Selon un article du site américain Axios, relayé par l'agence officielle iranienne Irna, l'offre de Téhéran vise à rouvrir le détroit et mettre fin à la guerre, repoussant à une date ultérieure les discussions sur le dossier nucléaire.

 "Plus de risques" 

Mais ce sujet reste central pour les Etats-Unis et Israël, qui accusent la République islamique de vouloir se doter de la bombe atomique - ce qu'elle dément.

Selon le Wall Street Journal (WSJ), le président américain a demandé aux responsables de la sécurité nationale de se préparer à un long blocus des ports iraniens afin de contraindre Téhéran à abandonner son programme nucléaire.

D'après le journal, M. Trump estime pouvoir forcer Téhéran à suspendre l'enrichissement de l'uranium pendant 20 ans, puis à accepter de strictes restrictions par la suite.

L'Iran réaffirme de son côté régulièrement son droit inaliénable au nucléaire civil, tout en jugeant "négociable" le taux d'enrichissement.

Selon des responsables américains cités par le WSJ, Donald Trump considère en outre que bloquer les infrastructures portuaires iraniennes permettrait de continuer à mettre sous pression l'économie iranienne et ses exportations de pétrole.

Le locataire de la Maison Blanche "a estimé que ses autres options — reprendre les bombardements ou se retirer du conflit — comportaient plus de risques que le maintien du blocus", ont indiqué ces responsables.

Téhéran a appelé de son côté Washington à renoncer à ses exigences "irrationnelles", estimant que les Etats-Unis n'étaient "plus en position de dicter leur politique à des nations indépendantes".

Audition de Hegseth 

Alors que l'Iran annonce régulièrement des arrestations ou pendaisons de personnes accusées de liens avec Israël ou les Etats-Unis, le Haut-Commissariat des droits de l'homme de l'ONU a affirmé mercredi que 21 personnes avaient été exécutées et plus de 4.000 interpellées pour des motifs politiques ou liés à la sécurité nationale depuis le début du conflit.

L'Iran n'a pas réagi dans l'immédiat à ces allégations.

Sur le front libanais, Israël, qui combat le mouvement pro-iranien Hezbollah, deux personnes, dont un militaire, ont été tuées mercredi dans une nouvelle frappe israélienne dans le sud du pays, selon l'armée libanaise.

Chaque camp accuse l'autre de violer une trêve entrée en vigueur le 17 avril.

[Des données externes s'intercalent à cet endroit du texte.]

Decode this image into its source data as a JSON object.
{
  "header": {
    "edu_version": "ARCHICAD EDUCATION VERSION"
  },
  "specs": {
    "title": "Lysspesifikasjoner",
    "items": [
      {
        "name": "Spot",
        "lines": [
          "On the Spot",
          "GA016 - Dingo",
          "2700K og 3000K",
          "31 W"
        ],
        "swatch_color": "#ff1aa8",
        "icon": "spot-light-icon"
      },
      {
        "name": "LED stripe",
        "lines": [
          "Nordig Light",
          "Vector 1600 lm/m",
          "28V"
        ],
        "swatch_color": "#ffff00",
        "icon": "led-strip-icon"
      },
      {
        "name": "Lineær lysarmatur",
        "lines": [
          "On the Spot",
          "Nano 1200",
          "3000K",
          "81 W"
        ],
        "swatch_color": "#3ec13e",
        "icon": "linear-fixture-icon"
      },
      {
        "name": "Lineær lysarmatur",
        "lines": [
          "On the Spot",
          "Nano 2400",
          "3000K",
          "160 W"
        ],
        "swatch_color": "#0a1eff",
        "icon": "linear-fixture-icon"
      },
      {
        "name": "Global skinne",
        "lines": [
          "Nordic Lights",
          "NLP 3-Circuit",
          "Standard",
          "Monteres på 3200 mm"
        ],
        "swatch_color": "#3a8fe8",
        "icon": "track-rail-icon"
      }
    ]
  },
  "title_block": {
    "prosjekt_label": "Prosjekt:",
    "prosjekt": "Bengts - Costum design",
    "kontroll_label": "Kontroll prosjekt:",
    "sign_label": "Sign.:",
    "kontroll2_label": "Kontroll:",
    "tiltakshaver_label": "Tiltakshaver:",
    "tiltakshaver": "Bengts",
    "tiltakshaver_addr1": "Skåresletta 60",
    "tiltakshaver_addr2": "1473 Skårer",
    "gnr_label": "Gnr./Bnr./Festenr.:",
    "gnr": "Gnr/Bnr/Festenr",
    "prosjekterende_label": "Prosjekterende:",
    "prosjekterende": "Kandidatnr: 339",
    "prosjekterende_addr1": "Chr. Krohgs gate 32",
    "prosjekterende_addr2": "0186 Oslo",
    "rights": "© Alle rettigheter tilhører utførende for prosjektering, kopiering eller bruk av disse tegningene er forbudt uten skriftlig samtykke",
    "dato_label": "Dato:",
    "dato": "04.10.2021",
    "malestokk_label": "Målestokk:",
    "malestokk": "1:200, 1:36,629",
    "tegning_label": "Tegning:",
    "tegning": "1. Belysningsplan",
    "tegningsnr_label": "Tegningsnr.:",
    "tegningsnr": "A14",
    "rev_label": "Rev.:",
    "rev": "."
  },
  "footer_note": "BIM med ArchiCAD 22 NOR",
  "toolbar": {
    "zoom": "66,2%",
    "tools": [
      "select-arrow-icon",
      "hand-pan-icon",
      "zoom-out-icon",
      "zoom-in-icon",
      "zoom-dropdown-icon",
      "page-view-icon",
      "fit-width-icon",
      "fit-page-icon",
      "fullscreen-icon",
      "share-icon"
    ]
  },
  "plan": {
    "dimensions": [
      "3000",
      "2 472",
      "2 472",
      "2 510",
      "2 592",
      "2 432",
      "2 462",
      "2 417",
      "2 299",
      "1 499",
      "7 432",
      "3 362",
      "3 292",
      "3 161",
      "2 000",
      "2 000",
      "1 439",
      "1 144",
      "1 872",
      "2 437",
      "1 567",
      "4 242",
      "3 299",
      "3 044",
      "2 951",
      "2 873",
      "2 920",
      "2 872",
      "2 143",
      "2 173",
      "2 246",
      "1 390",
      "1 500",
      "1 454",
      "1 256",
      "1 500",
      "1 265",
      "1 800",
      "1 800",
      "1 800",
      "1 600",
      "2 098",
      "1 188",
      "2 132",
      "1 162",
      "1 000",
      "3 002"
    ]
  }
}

Aux Etats-Unis, le ministre américain de la Défense Pete Hegseth va devoir s'expliquer mercredi sur la conduite la guerre en Iran lors de sa première audition parlementaire depuis le début du conflit.

Depuis fin février, des parlementaires démocrates et républicains ont critiqué l'exécutif américain pour le manque d'information qui leur a été fournie.